By REGINA PALATINI Senior Staff Writer
The next time you pull an all-nighter to prepare for a test you may unknowingly be setting yourself up to gain weight. A new study suggests that the “freshman 15,” those extra pounds that many students gain during freshman year, may be caused by the erratic sleep patterns experienced during a student’s first year at college.
Sleep is one of the least understood events that we experience in our daily lives. However, its importance becomes clear when we lose it. The way it affects our mood is easy to describe, but the medical mechanisms of sleep are not well understood. Scientists have begun to shed light on the vital and sometimes elusive phenomenon of sleep with the advent of imaging methods and technology such as positron emission tomography (PET) and functional Magnetic Resonance Imaging (fMRI).
As many attempt to cram in as many activities as possible into one 24-hour day, the nation as a whole is sleeping less.
College students are notorious for not getting a lot of sleep. According to the University of Georgia (UGA) Health Center they average about six hours per night. The Health Center reports that their research suggests that lack of sleep can affect college students’ health, mood, GPA and safety. According to a health survey administered at UGA every two years, one in four students indicate that lack of sleep has impacted their academic performance in a negative way.
So how can poor sleep habits also affect our weight? The answer lies in how our bodies react to sleep variability.
The Sleep for Science Program at Brown University studied 132 freshmen. In nine weeks more than half of the participants had gained about six pounds. The students gaining the weight were the ones who slept less than nine hours and 15 minutes per night, which is the recommended amount for teens. The Brown researchers also discovered a new parameter associated with weight gain — how often a student’s bedtime and waking time altered. In other words, this is their sleep variability.
Adult workers typically wake at about the same time at least during the five days of their workweek whereas students generally wake up at irregular times.
As these students’ schedules change during the week, their sleeping patterns tended to vary as well. Students would wake early on days they had an early morning class and sleep till later on days when their first class began later. Their evening activities also kept them awake later than usual during some evenings.

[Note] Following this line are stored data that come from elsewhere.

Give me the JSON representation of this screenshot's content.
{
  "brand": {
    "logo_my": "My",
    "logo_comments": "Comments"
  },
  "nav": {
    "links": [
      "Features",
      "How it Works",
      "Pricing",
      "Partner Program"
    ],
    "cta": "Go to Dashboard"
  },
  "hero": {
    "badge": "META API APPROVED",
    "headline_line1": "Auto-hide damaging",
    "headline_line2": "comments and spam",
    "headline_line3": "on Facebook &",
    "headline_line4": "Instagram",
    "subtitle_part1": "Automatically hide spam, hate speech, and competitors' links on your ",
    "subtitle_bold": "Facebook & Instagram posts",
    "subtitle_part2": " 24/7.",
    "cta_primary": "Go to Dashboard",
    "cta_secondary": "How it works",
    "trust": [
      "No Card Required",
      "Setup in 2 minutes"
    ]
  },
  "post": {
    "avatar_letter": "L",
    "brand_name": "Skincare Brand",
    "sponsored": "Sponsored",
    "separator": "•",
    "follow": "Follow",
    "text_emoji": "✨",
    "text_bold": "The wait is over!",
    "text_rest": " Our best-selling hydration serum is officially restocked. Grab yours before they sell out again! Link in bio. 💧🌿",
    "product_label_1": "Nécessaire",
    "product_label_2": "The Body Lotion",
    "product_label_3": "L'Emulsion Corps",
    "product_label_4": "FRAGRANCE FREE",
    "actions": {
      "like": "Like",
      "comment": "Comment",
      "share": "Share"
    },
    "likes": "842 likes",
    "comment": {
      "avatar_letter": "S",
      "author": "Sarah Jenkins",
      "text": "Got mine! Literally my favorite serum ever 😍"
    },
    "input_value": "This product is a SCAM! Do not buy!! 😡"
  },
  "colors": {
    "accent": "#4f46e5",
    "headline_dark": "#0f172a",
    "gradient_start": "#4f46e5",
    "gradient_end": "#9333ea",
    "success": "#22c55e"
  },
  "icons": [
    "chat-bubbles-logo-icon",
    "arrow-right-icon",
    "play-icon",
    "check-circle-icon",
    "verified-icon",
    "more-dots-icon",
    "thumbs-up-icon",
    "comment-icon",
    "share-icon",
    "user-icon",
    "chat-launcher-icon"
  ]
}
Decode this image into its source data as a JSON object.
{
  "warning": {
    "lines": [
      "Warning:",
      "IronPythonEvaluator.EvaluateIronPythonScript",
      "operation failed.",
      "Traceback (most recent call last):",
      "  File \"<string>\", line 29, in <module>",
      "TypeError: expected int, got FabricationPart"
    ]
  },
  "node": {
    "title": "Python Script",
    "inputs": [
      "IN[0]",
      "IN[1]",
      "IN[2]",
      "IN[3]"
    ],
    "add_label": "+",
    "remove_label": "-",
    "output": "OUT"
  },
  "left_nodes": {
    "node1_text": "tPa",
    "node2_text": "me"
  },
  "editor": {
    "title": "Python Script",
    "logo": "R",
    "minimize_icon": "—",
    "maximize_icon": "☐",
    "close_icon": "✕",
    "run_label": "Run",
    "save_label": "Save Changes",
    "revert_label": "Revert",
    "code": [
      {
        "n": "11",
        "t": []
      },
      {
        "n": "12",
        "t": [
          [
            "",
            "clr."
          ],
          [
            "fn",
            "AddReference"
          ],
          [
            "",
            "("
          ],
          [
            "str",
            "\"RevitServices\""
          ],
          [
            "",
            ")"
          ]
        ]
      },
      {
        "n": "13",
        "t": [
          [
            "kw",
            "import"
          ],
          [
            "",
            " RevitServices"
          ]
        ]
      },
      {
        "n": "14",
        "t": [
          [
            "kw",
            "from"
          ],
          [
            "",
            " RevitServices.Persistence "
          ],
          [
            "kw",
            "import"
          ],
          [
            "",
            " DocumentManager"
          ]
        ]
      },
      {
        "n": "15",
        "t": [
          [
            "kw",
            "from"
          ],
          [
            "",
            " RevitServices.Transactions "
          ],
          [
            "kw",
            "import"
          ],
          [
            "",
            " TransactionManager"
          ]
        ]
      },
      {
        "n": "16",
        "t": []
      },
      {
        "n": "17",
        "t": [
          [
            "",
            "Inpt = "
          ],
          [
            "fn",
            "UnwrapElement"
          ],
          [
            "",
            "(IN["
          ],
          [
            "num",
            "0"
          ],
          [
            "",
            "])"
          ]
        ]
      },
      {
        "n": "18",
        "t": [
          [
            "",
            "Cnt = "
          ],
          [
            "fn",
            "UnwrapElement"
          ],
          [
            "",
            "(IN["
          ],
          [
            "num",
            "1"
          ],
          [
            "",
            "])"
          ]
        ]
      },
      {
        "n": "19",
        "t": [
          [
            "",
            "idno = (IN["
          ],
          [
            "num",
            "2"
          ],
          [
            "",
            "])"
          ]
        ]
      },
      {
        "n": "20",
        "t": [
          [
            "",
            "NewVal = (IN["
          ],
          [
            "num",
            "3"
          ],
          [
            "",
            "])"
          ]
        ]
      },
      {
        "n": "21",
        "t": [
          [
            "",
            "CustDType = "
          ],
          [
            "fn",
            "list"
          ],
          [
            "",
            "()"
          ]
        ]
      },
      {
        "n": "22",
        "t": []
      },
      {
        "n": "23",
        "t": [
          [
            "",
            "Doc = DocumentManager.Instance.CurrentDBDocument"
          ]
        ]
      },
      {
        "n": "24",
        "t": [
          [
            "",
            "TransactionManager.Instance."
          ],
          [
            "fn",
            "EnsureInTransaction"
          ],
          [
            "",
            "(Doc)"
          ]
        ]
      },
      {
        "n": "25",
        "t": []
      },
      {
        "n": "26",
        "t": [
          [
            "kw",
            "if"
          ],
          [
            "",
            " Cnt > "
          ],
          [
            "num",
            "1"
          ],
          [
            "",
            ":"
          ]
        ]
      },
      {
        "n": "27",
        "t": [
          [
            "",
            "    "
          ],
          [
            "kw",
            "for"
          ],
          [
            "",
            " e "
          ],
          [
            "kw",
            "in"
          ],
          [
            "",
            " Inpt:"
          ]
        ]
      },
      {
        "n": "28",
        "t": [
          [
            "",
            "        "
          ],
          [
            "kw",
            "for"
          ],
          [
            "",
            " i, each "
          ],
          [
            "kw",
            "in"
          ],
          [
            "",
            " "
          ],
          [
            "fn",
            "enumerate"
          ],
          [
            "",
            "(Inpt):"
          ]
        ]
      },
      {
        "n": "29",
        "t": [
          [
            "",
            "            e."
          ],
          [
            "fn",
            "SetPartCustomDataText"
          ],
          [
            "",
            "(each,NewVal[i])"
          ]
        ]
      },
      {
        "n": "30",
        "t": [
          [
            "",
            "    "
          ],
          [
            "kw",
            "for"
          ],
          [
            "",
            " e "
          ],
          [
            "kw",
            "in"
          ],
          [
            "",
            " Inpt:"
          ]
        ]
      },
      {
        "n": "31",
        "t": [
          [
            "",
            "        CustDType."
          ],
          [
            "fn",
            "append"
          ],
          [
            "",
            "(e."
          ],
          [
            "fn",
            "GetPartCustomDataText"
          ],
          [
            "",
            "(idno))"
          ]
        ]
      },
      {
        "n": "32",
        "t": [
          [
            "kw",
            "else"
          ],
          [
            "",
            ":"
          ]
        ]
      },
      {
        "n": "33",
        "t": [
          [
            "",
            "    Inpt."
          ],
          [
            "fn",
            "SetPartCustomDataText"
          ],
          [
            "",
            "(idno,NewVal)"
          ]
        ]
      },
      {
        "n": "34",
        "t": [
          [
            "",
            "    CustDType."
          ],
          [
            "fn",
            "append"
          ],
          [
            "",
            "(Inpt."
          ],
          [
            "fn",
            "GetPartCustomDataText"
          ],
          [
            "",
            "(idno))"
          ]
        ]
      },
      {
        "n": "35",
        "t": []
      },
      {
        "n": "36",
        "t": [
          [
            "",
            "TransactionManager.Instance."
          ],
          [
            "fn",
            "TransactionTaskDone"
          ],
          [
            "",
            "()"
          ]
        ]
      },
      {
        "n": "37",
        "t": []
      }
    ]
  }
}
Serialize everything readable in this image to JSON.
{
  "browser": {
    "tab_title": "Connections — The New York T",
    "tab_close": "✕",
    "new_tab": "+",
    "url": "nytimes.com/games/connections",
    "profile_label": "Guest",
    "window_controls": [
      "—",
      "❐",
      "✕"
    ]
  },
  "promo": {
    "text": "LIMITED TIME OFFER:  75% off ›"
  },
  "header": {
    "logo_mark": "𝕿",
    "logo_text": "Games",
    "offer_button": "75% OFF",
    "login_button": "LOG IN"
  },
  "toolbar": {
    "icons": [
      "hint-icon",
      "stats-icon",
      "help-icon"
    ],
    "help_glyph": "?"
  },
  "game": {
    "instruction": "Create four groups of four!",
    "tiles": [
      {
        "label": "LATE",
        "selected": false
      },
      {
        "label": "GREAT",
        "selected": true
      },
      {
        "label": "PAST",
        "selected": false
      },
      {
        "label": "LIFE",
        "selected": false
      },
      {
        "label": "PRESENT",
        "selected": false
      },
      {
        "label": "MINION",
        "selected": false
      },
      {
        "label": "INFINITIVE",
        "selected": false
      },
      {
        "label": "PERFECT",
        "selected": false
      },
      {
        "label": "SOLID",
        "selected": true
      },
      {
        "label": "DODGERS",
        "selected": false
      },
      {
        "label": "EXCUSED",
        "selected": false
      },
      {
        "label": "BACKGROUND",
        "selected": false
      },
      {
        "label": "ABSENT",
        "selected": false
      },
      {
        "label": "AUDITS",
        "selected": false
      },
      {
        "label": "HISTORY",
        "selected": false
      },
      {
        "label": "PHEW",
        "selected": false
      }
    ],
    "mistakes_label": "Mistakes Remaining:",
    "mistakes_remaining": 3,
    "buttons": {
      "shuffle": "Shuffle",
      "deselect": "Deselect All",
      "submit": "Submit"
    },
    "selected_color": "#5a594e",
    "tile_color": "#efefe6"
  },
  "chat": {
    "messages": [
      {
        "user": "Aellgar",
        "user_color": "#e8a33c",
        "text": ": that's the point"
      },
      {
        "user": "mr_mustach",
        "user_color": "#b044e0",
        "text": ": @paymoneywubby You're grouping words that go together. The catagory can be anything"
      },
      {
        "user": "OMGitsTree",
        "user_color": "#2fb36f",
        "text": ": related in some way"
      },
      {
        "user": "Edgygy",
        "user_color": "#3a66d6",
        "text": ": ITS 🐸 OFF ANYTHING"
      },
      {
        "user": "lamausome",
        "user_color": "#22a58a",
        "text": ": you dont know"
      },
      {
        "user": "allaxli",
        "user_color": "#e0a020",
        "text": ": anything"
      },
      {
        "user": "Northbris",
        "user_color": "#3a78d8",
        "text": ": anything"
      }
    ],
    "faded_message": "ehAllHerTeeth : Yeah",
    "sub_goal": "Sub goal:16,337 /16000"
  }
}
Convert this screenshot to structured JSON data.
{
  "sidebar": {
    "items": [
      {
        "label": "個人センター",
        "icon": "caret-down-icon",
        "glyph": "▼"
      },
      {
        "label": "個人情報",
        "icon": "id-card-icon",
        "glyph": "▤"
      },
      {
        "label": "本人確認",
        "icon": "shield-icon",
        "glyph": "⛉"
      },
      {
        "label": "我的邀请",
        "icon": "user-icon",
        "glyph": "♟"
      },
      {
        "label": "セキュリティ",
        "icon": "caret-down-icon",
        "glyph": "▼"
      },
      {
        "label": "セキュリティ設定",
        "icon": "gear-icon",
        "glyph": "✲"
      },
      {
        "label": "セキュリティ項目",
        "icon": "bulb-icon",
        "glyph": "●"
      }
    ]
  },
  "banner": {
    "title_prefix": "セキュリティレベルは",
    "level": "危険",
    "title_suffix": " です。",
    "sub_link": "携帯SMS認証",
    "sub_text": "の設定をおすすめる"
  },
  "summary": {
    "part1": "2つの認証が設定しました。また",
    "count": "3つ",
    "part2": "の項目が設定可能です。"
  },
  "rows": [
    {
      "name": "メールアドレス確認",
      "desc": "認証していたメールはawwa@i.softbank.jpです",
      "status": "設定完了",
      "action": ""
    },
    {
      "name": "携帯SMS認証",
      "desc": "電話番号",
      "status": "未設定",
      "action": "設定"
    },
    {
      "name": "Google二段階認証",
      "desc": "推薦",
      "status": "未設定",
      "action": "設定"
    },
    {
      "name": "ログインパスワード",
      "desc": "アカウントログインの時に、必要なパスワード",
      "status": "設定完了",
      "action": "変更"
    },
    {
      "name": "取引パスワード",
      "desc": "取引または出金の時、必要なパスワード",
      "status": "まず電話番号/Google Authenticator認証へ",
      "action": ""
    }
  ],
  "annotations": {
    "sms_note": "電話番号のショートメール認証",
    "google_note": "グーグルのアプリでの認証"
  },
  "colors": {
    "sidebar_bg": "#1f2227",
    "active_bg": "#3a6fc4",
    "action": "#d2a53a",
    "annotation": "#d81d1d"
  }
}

Male freshmen suffered from the impact of sleep variability more than females. Their bedtimes and wake times shifted daily by an average of two hours and 37 minutes. According to the Brown study, this shift was similar to adjusting to jet lag every day.
Their metabolic rates also readjusted as their body clocks adjusted every day. Researchers stated in a recent study in the journal PLOS One that teens seek more high-calorie candy and desserts when they are sleep deprived.
“Variability is taking the field of sleep research a step further,” Dean W. Beebe of Cincinnati Children’s Hospital Medical Center said in a press release.
Past researchers tended to measure the amount of time a person slept. Beebe reports that measuring daily sleep variability makes sleep studies more complex but also adds valuable information to them.